Les tumeurs chez le cheval âgé

Elles sont heureusement plutôt rares chez le cheval mais malheureusement directement liées à l’âge.

Il en existe de très nombreuses sortes, cependant deux sont principalement répandues et méritent d’être évoquées ici :

  • Les mélanomes

    Ils touchent essentiellement les chevaux gris, dont la peau est la plus pigmentée.

    Ils sont la plupart du temps situés à l’anus, la vulve, le fourreau, aux parotides ou aux lèvres.

    S’ils ne métastasent pas comme chez l’homme, leur taille et leur prolifération peuvent devenir très handicapantes pour le cheval. En effet, cela peut aller jusqu’à bloquer mécaniquement la défécation.

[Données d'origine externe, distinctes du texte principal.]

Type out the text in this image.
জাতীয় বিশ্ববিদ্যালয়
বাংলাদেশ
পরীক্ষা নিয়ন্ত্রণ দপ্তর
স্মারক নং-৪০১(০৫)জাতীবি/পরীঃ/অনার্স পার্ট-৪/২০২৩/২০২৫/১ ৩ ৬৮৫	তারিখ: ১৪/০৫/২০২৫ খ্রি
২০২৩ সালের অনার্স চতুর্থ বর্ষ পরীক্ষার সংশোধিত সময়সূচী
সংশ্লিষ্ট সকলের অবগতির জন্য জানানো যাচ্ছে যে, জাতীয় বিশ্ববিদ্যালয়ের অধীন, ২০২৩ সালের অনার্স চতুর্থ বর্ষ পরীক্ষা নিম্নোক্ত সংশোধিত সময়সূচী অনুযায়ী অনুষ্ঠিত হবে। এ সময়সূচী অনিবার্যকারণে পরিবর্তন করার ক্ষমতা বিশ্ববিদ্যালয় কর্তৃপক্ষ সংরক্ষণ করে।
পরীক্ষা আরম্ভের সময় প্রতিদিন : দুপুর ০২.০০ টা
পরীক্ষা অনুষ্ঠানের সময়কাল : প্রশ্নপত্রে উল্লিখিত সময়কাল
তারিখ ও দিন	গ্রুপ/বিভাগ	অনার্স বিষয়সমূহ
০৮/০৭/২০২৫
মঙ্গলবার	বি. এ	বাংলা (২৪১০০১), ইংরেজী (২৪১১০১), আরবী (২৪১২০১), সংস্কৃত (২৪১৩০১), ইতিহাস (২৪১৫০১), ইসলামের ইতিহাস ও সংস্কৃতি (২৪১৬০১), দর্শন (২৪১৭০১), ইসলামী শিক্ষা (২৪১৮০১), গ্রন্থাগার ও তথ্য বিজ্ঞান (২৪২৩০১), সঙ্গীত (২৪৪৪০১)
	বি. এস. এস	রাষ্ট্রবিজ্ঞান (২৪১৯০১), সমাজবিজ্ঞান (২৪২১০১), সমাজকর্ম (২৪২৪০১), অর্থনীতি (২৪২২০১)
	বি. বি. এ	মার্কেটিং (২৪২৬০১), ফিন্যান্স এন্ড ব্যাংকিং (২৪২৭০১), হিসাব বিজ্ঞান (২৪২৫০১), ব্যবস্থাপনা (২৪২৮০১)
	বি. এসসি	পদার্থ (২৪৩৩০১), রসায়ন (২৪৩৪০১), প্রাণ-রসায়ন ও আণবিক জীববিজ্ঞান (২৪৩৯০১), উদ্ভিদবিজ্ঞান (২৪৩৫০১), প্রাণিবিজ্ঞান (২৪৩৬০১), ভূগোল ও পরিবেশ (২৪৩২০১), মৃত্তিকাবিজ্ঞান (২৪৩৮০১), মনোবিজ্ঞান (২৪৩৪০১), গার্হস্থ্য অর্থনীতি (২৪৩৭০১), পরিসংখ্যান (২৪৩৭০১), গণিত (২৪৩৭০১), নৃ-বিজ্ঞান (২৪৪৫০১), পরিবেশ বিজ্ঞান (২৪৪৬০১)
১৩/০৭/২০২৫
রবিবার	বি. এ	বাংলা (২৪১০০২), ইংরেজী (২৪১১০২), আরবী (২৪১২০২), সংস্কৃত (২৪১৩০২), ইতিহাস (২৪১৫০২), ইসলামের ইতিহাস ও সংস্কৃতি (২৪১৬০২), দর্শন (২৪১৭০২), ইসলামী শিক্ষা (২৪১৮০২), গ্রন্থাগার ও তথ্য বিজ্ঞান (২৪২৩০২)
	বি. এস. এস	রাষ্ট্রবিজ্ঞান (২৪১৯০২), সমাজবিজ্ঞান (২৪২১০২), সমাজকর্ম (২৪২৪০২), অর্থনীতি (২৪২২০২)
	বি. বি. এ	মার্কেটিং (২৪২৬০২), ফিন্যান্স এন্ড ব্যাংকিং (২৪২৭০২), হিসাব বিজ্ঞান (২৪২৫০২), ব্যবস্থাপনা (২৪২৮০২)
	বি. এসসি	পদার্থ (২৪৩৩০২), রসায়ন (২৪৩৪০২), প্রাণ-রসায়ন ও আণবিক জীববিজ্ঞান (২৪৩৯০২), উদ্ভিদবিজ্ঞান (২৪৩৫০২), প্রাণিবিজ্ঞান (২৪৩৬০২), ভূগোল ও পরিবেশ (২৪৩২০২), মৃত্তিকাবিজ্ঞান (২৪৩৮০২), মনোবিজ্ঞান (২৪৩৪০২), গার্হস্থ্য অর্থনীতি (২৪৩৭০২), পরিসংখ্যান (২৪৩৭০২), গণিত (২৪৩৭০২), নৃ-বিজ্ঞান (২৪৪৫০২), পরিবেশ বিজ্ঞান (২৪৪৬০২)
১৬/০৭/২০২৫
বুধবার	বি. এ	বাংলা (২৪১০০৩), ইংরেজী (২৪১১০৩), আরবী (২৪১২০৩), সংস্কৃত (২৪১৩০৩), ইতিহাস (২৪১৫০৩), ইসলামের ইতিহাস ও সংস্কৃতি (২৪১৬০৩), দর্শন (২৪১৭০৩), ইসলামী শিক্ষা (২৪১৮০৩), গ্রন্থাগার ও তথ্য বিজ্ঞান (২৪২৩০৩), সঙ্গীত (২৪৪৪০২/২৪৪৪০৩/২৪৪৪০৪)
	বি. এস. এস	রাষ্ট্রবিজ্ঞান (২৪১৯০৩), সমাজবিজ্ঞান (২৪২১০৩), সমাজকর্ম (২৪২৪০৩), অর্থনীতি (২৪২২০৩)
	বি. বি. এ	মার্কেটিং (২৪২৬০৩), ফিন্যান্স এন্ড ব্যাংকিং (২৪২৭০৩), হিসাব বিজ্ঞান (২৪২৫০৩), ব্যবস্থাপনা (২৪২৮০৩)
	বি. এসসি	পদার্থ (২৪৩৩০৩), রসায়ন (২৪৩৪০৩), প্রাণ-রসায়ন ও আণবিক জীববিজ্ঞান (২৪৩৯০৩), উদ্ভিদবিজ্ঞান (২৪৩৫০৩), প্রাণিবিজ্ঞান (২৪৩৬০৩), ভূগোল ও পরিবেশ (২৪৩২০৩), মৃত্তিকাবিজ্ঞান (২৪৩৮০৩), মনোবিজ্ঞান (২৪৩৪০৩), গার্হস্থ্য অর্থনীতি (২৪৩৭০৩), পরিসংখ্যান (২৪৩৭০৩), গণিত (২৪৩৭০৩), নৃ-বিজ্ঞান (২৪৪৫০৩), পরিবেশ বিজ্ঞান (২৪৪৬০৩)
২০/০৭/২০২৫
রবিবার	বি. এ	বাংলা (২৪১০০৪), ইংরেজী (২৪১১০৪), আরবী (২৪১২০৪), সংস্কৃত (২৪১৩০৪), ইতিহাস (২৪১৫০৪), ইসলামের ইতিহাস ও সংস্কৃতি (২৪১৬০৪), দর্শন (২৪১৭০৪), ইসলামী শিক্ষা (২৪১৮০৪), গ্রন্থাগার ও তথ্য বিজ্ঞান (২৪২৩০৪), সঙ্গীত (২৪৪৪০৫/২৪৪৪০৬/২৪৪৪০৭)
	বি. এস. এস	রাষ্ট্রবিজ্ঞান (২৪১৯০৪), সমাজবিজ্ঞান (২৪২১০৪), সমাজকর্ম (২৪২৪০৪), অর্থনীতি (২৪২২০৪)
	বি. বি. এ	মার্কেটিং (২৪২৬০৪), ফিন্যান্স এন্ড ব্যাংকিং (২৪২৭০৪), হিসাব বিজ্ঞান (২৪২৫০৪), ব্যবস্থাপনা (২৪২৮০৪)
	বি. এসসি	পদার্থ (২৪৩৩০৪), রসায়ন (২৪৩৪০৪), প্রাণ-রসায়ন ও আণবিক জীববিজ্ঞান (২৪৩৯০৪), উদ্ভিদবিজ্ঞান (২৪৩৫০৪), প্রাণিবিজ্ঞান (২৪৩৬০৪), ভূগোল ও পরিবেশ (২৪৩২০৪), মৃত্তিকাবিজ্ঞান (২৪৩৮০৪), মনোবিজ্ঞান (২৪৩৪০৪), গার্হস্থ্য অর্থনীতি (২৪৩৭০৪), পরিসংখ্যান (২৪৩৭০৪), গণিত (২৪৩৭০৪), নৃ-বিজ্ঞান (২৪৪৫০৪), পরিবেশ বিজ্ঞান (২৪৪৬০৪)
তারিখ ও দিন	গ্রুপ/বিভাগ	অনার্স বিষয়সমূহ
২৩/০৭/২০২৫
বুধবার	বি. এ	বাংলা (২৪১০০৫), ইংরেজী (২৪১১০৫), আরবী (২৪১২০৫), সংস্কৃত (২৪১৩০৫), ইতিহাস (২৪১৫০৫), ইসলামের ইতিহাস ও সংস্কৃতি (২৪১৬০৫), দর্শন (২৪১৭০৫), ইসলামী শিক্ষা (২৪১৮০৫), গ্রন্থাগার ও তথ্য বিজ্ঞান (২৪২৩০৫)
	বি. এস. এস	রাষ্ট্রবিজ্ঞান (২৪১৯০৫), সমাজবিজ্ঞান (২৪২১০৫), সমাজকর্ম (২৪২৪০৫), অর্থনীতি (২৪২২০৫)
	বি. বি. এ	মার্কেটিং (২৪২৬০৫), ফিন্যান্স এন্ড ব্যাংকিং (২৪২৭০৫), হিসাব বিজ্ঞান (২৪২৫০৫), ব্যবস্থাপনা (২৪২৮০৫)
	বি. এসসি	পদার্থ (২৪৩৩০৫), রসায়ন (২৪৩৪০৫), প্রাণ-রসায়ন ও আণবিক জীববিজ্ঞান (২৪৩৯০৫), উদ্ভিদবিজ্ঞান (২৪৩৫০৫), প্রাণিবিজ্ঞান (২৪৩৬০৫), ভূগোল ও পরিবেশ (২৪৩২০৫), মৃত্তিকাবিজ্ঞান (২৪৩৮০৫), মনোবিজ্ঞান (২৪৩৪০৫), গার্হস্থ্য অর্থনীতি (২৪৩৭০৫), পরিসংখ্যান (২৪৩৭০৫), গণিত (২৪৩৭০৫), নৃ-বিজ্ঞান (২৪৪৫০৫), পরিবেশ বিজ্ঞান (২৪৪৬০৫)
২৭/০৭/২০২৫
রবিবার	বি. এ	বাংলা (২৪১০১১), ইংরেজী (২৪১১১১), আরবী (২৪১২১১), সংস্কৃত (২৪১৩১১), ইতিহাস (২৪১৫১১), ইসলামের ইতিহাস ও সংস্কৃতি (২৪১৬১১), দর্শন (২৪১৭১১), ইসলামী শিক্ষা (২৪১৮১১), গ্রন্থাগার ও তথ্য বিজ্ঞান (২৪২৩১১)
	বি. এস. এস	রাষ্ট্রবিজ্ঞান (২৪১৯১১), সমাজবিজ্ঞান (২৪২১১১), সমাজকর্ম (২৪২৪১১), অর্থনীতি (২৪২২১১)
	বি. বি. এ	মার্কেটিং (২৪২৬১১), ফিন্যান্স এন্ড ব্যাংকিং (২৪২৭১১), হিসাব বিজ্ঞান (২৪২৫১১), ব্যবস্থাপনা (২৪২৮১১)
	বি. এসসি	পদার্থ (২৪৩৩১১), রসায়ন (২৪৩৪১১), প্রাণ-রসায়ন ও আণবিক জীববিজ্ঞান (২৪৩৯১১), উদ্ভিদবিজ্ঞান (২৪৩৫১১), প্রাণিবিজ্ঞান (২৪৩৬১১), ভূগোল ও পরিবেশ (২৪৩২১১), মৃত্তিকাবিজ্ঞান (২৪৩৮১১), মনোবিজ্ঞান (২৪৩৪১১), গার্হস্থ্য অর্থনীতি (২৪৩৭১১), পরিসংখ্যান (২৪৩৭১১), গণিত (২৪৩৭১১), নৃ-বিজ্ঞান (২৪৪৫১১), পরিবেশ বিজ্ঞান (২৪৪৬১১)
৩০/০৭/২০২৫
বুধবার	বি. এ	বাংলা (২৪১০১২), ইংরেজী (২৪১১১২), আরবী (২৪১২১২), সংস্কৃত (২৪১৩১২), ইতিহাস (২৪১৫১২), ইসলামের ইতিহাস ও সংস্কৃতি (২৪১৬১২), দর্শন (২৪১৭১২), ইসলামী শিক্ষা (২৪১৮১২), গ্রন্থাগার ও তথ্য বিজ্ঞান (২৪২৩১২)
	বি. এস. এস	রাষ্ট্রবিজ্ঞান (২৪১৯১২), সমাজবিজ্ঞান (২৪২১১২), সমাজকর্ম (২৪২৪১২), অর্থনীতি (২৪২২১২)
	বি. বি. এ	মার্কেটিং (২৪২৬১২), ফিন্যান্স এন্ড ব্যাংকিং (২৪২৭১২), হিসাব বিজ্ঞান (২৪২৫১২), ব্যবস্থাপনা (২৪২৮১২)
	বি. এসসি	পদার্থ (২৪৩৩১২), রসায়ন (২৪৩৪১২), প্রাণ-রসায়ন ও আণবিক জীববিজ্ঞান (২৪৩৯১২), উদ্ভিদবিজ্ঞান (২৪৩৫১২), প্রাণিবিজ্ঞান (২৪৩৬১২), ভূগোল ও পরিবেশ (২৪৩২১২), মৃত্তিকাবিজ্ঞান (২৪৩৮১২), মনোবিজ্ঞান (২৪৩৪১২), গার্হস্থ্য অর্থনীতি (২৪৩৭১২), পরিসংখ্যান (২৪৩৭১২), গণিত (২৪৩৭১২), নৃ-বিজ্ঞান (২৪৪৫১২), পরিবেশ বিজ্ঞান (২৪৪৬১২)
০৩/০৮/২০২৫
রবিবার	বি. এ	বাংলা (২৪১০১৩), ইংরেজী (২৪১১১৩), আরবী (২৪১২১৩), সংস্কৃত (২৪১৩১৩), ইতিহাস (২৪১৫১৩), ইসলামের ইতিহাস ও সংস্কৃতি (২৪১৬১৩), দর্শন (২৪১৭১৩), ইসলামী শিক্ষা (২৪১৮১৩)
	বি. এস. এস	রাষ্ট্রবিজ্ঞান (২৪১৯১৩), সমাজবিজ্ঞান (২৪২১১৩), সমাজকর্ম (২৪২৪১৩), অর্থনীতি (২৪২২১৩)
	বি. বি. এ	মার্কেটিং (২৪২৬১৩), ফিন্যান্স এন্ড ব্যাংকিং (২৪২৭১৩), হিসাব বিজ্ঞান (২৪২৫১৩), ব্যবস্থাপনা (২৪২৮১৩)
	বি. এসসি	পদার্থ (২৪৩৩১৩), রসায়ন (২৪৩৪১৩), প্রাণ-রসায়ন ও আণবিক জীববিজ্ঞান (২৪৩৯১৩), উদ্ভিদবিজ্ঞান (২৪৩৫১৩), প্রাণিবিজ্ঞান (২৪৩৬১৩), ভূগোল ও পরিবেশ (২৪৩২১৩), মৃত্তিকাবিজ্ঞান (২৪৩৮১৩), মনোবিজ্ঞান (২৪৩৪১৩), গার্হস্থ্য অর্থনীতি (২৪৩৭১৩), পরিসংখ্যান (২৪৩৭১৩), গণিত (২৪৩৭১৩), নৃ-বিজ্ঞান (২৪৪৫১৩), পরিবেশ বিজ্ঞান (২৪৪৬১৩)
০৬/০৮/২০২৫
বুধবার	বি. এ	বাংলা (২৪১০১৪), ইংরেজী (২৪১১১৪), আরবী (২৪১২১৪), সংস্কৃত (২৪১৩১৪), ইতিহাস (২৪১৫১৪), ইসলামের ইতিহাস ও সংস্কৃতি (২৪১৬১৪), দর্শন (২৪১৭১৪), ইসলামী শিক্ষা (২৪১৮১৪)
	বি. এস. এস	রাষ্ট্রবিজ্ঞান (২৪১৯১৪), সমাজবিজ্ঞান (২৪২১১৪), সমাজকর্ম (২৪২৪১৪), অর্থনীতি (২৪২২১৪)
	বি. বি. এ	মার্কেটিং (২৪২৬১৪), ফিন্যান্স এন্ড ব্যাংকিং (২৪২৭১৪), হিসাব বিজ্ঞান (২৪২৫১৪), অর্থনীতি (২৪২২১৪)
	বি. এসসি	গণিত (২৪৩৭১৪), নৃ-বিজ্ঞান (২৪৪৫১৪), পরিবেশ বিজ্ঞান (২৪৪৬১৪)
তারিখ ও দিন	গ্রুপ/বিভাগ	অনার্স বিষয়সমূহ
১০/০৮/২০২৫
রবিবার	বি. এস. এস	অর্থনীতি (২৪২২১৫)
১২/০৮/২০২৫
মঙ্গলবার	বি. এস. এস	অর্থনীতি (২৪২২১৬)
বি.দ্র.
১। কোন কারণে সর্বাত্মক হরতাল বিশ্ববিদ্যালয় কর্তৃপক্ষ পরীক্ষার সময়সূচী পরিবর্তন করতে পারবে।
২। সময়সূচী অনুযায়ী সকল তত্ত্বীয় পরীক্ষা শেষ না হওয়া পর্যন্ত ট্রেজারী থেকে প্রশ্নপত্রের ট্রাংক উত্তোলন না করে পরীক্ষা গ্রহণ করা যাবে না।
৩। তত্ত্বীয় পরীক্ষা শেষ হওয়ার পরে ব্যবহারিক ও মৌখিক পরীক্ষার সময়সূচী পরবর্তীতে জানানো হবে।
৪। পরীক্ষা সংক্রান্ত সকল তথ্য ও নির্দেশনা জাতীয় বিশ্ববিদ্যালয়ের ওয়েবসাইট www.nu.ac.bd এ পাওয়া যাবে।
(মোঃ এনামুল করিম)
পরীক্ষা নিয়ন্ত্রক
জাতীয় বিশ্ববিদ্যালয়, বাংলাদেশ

De plus, ils peuvent se percer et suinter, attirer les insectes et provoquer des infections, parfois compliquées à gérer en été notamment.

  • Les carcinomes de la verge

    Ce cancer du pénis, qui touche les chevaux mâles, peut évoluer rapidement en l’absence d’amputation précoce.

    En cas de lésion douteuse à ce niveau, il ne faut pas hésiter à consulter rapidement votre vétérinaire.

Pour aller plus loin : Article complet sur les mélanomes

Pour conclure :

Le cheval âgé est sujet à des pathologies assez spécifiques, auxquelles on n’a pas forcément été confrontées dans sa vie de propriétaire. Mieux les connaître, c’est lui donner toutes les chances, en les décelant plus tôt.

N’oubliez pas qu’un suivi vétérinaire régulier, avec une visite vaccinale et un examen dentaire annuel, est primordial. Malheureusement, de nombreux propriétaires les négligent une fois le cheval à la retraite.